I was eyeing a green Plymouth Gallant about ten yards downstream from us, trying to figure out why the traffic cops weren’t moving it along.
“At any rate, he got down the plates of the cars that followed you up there. They were registered to Applied Science Research.”
“Big deal. An Agency proprietary.”
“Google it. Applied Science Research is a publicly held company. You guys got money to burn, but not like that.”
He was right. The Agency owned hundreds of phony shelf companies, usually operated out of the offices of broke lawyers who’d do anything for a buck. But it never owned publicly held companies. Cost aside, it couldn’t risk an SEC investigation or a shareholder suit.
“It doesn’t make sense,” I said. “There was a guy at my show trial—green retiree badge, bifocals. He all but admitted it was his team. He had to be counterespionage.”
“Did he tell you that? Or did you assume it?”
“Assume what? Counterespionage?”
“No. That he was one of yours, and not a retiree working for some Beltway bandit.” O’Neill was trying to put his now-extinguished cigar back in its tube.
“He was there, for crissake. The seventh floor. We’re not outsourcing counterintelligence!”
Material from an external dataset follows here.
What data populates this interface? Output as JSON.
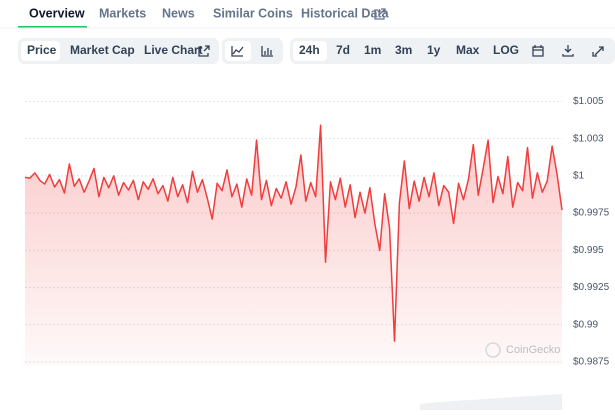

But even as I said it, I knew I could be wrong. The Dulles Corridor was thick with Agency retirees working for Beltway bandits with CIA contracts: SAIC, Booz Allen, DynCorp, Titan, McDonnell Douglas. Everyone I knew seemed to be doing it once they hit the magic fifty: Retire on a Friday, back in the building Monday morning with a shiny new green badge. They usually did scut work: hawking new computers and software, compiling statistics, rewriting accounting regulations. But who cared? They doubled their salaries overnight, while the companies that hired them got experts trained on the taxpayers’ tab and a straight shot into the vitals of the CIA, where they could work on landing more contracts so they could make more money so they could fund the reelection campaigns of the favorite congressmen who gladly kept the merry-go-round spinning.
That wasn’t the seventh floor’s view, of course. It billed outsourcing as a slam-dunk win all the way around. The DCI could boast that he was tapping America’s “corporate expertise”—bu
zzwords Congress loved to hear—even as he was tap-dancing his way around personnel ceilings imposed by the Office of Management and Budget. More to the point, hiring retirees in these jobs was a great way to “keep them in the family”—i.e., buy their silence. A six-figure salary on top of an Agency retirement was a fabulous incentive to make anyone think twice about writing a book or tattling to the press about how dismal things are in the Agency. Your classic golden handcuffs.
So maybe we were outsourcing counterintelligence. War would be next. But I didn’t have the time to think about that. I needed something solid to grab on to, and my interrogator, Scott, seemed a good start. If I could find out who he was, I might find out why he had it in for me.
“You might have met him out at headquarters—thick plastic glasses, goatee, skinny as a rail except for a paunch that slops over his belt. Red face like, well…” I waved in the direction of O’Neill’s own broken vessels and capillaries.
“It’s genetic.”
“It’s Elaine’s.”
“Elaine’s is genetic!”
O’Neill was bent over, checking himself in the side mirror, making sure his tie was centered just so.
“Soft as shit and twice as nasty?” he said once he had straightened up. “He might have come to an interagency meeting down at State to talk about embassy security. Gordon, I think his name was.”
“He told me Scott.”
“As I remember, he was wearing a Department of Army badge, but I could tell he belonged to you.”
I didn’t bother asking how.
“Did he work for Applied Science?”
“What do you think I did, brace him?”
O’Neill got in the Regal, cranked it over, listened to the engine cough and sputter, then gave up.
The traffic cops were walking by the green Plymouth for a third time without saying anything, not edging it along. Two women were sitting inside, doing none of the things women usually do when they sit together in a car: talk, fix their hair, file their nails, move their hands, move anything.